For a prospective college student beleaguered by the complexities of the application process, direct admissions is like a dream come true. If their GPA or standardized test scores are high enough, colleges with direct admissions programs will send them acceptance letters without their even having to apply. All that’s required of them is to return a simplified form with no supplemental questions or essays. A fee waiver is included, to boot.
Direct admissions are an increasingly popular tool for those looking to entice more people to apply to college and to close racial and financial gaps. Hundreds of schools are experimenting with the process, and six states will have some form of direct admissions by this fall. Two more are considering it. Now, new research—one of the largest educational studies ever performed—has revealed both the power and the limits of these programs: direct admissions led to more students applying to college, but it did not mean that more of them would actually enroll.
The study, led by Dr. Taylor Odle, an assistant professor of educational policy studies at the University of Wisconsin-Madison, and Dr. Jennifer Delaney, an associate professor of higher education at the University of Illinois, Urbana-Champaign, was based on data from a direct admissions pilot program that has been run by the Common Application since 2021. Odle and Delaney studied the direct admissions process at six schools that are part of the pilot, some private, some public, some small, some large, and all ranging from moderately selective to open access. Two were Historically Black Colleges and Universities (HBCUs), and two were Hispanic Serving Institutions (HSIs). Data was obtained on the choices of almost 32,000 students.

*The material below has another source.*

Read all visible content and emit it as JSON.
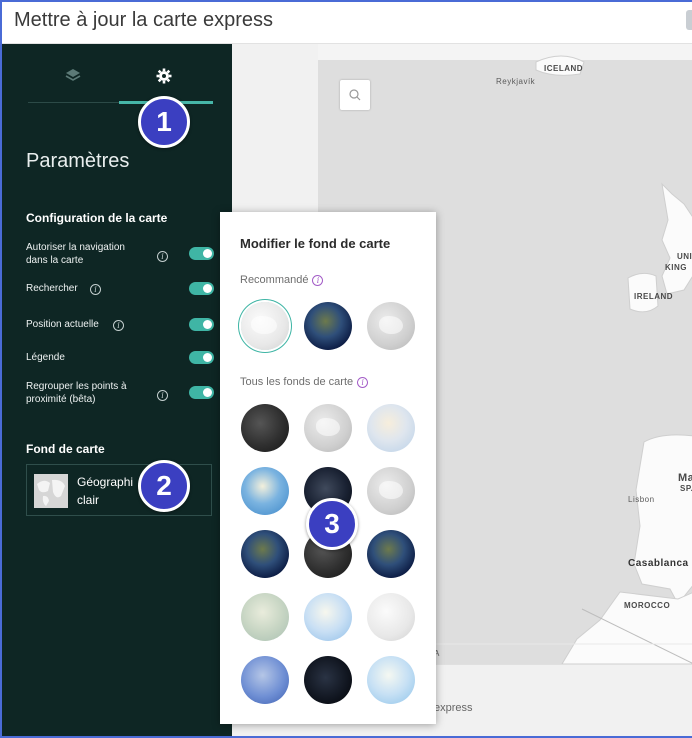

As might be expected, receiving a near-automatic acceptance from a college made students likelier to follow up. The likelihood of a student “applying”—by sending back the simplified form—to a school that had directly accepted them doubled, to almost 4%. Getting a direct admissions letter also made students more likely to apply to any college at all, an increase of 12%.

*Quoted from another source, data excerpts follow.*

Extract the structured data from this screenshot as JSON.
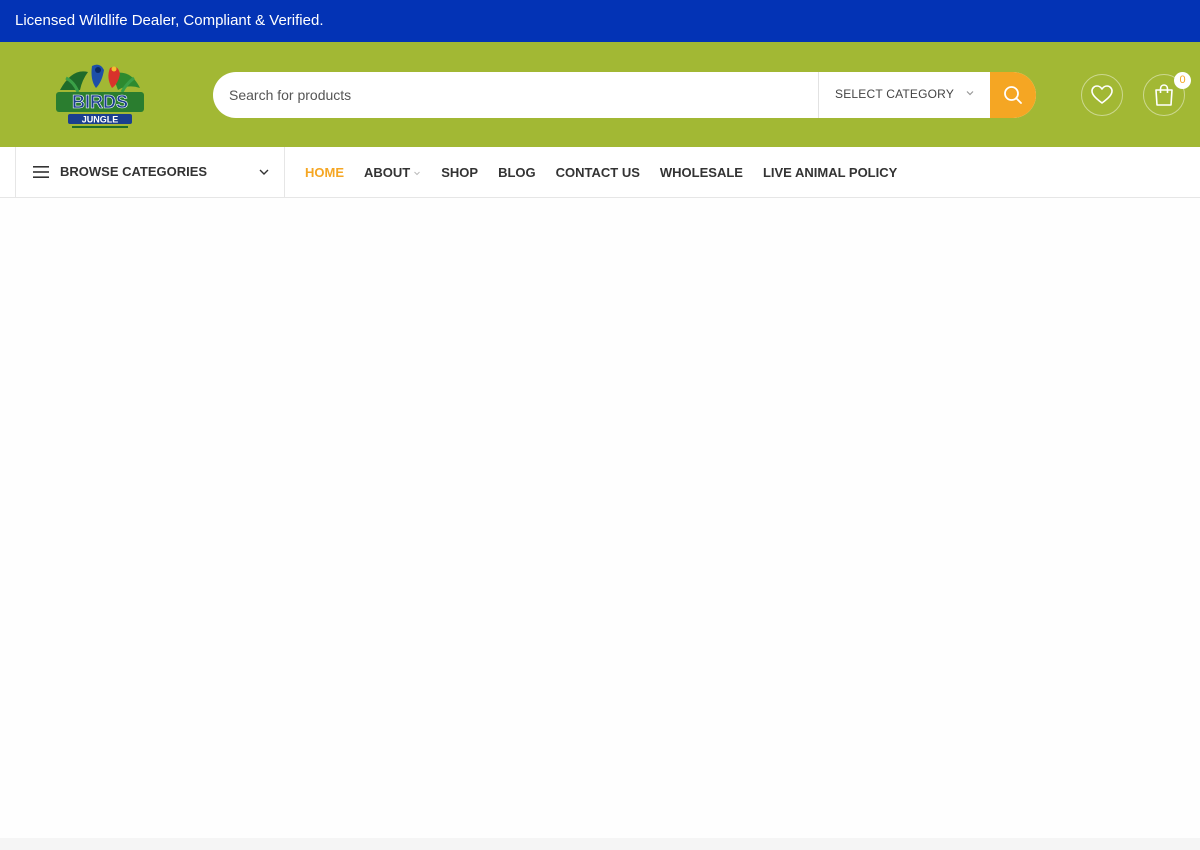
{
  "topbar": {
    "message": "Licensed Wildlife Dealer, Compliant & Verified."
  },
  "header": {
    "logo": {
      "icon": "birds-jungle-logo",
      "alt": "BIRDS JUNGLE"
    },
    "search": {
      "placeholder": "Search for products",
      "category_label": "SELECT CATEGORY",
      "submit_icon": "search-icon"
    },
    "wishlist_icon": "heart-icon",
    "cart": {
      "icon": "shopping-bag-icon",
      "count": "0"
    }
  },
  "nav": {
    "browse_label": "BROWSE CATEGORIES",
    "items": [
      {
        "label": "HOME",
        "active": true
      },
      {
        "label": "ABOUT",
        "has_submenu": true
      },
      {
        "label": "SHOP"
      },
      {
        "label": "BLOG"
      },
      {
        "label": "CONTACT US"
      },
      {
        "label": "WHOLESALE"
      },
      {
        "label": "LIVE ANIMAL POLICY"
      }
    ]
  },
  "colors": {
    "topbar": "#0333b5",
    "header": "#a2b834",
    "accent": "#f5a623"
  }
}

Odle said that students tend to figure, “Once I’m in there, and I’ve already been admitted, why don’t I just go ahead and submit another application?”
Most underrepresented groups experienced bigger increases in the likelihood of application. Whereas white students who received a direct admissions offer were 2.4 percentage points more likely to apply to college anywhere, Black students were 3.7 points likelier. Non-first-generation students were 2.5 points likelier to apply, compared to 3.2 points for potential first-generation students.
“Students who fall into these categories have long faced higher barriers to equitable post-secondary access. Direct admissions is focused on eliminating those barriers,” said Odle. “We see bigger impacts for these groups because they were the ones disadvantaged by these barriers to begin with.”
However, although direct admissions was successful in making students more likely to apply to college, it did not have the power to make them go. The researchers observed almost no change in the enrollment rates for students of any category. The reason comes down to money.
“[Direct admissions] doesn’t change the fact that they need to fill out the FAFSA. It doesn’t change the fact that they still actually have to pay for college,” said Odle. “It doesn’t really mean a lot if you’ve been directly admitted but you then can’t pay $10,000 a year to enroll.”
It’s a roadblock that Dr. Alan Byrd, dean of admissions at George Mason University, one of the schools in the Common App pilot, saw up close.
“When the Common App presented us with this opportunity, we jumped on it. Over 200 students accepted the offer. We had a lot of students who typically wouldn’t apply to Mason. We were excited,” he said in a press call about the research.
But then, things changed.
“We had quite a few students who deposited, who committed to us, but when they received their bills in July, they realized that Mason wasn’t affordable for them, even after taking out the max in student loans,” said Byrd. “It definitely made us realize that we need to make a significant investment in need-based aid.”
All in all, the researchers found that direct admissions was less impactful on application or enrollment than an offer of financial aid, conditioned on admission. Odle believes that the future of direct admissions may lie in bundling in monetary support.
“It’s not only, ‘Hey, you’ve been admitted,’ it’s ‘Hey, you’ve been admitted, and it’s been paid for,’” he said.
Although this might require some changes to schools’ complex financial aid machinery, Odle thinks that it’s possible.
“You can go to many institutions’ websites and they say, ‘If you have a 3.5 GPA and you got a 27 on your ACT, you’re eligible for a merit scholarship and that gets you $1,500,” he said. “Why do we have to wait for a student to fill out their form for you to tell them that?”
Those changes are likely years away, however. Until they happen, it would appear that direct admissions are a better technique for getting prospective students further down the pipeline than for getting them through the door.
“Direct admissions is an effective tool for connecting students with institutions,” said Odle. “But then it’s on the institution or the state to follow through with the other support services that are necessary to close the enrollment gap.”